Vice President Joe Biden on Wednesday annnounced that hospitals have agreed to contribute $155 billion in Medicare and Medicaid savings over the next 10 years through reductions in their annual and inflationary payment increases, as well as delivery system reforms.
“We have tried for decades to fix a broken system… and we have never been this close,” Biden said from the White House, with Health and Human Services Secretary Kathleen Sebelius and representatives of the hospital industry by his side. “We have these hospitals working with us, and we have the pharmaceutical (industry) working with us… we have the American public with us.”

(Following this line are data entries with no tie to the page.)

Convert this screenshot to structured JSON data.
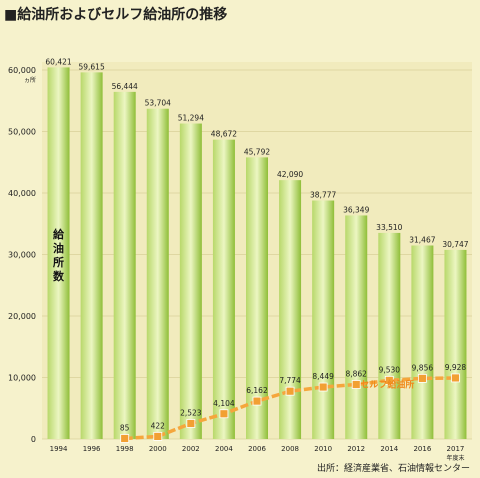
{
  "title": "■給油所およびセルフ給油所の推移",
  "source": "出所：経済産業省、石油情報センター",
  "unit_label": "ヵ所",
  "bar_label": "給油所数",
  "chart_data": {
    "type": "bar",
    "categories": [
      "1994",
      "1996",
      "1998",
      "2000",
      "2002",
      "2004",
      "2006",
      "2008",
      "2010",
      "2012",
      "2014",
      "2016",
      "2017"
    ],
    "x_last_suffix": "年度末",
    "ylim": [
      0,
      60000
    ],
    "yticks": [
      0,
      10000,
      20000,
      30000,
      40000,
      50000,
      60000
    ],
    "ytick_labels": [
      "0",
      "10,000",
      "20,000",
      "30,000",
      "40,000",
      "50,000",
      "60,000"
    ],
    "grid": true,
    "series": [
      {
        "name": "給油所数",
        "type": "bar",
        "values": [
          60421,
          59615,
          56444,
          53704,
          51294,
          48672,
          45792,
          42090,
          38777,
          36349,
          33510,
          31467,
          30747
        ],
        "labels": [
          "60,421",
          "59,615",
          "56,444",
          "53,704",
          "51,294",
          "48,672",
          "45,792",
          "42,090",
          "38,777",
          "36,349",
          "33,510",
          "31,467",
          "30,747"
        ],
        "color": "#8fc23c"
      },
      {
        "name": "セルフ給油所",
        "type": "line",
        "values": [
          null,
          null,
          85,
          422,
          2523,
          4104,
          6162,
          7774,
          8449,
          8862,
          9530,
          9856,
          9928
        ],
        "labels": [
          "",
          "",
          "85",
          "422",
          "2,523",
          "4,104",
          "6,162",
          "7,774",
          "8,449",
          "8,862",
          "9,530",
          "9,856",
          "9,928"
        ],
        "color": "#f2a033"
      }
    ]
  }
}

Hospitals stand to gain from the president’s reform agenda, Biden said, given that one of the primary goals is to provide universal coverage.
“Our hospitals are cracking under the weight of providing quality health care for Americans who lack insurance,” he said.
The deal was worked out under the guidance of Sen. Max Baucus (D-Mont.), who is leading health care reform efforts in the Senate Finance Committee. Senate Majority Leader Harry Reid (D-Nev.) just yesterday rebuffed Baucus’ efforts to create a bipartisan health care reform package.
Biden was late in making his announcement about the hospital agreement because he was meeting with Reid and Baucus, the vice president said. Baucus was slated to be with Biden for the announcement but instead had to return to Capitol Hill for a floor vote.
The Obama administration has already won a commitment from the pharmaceutical industry to cut the cost of prescription drugs for seniors through Medicare.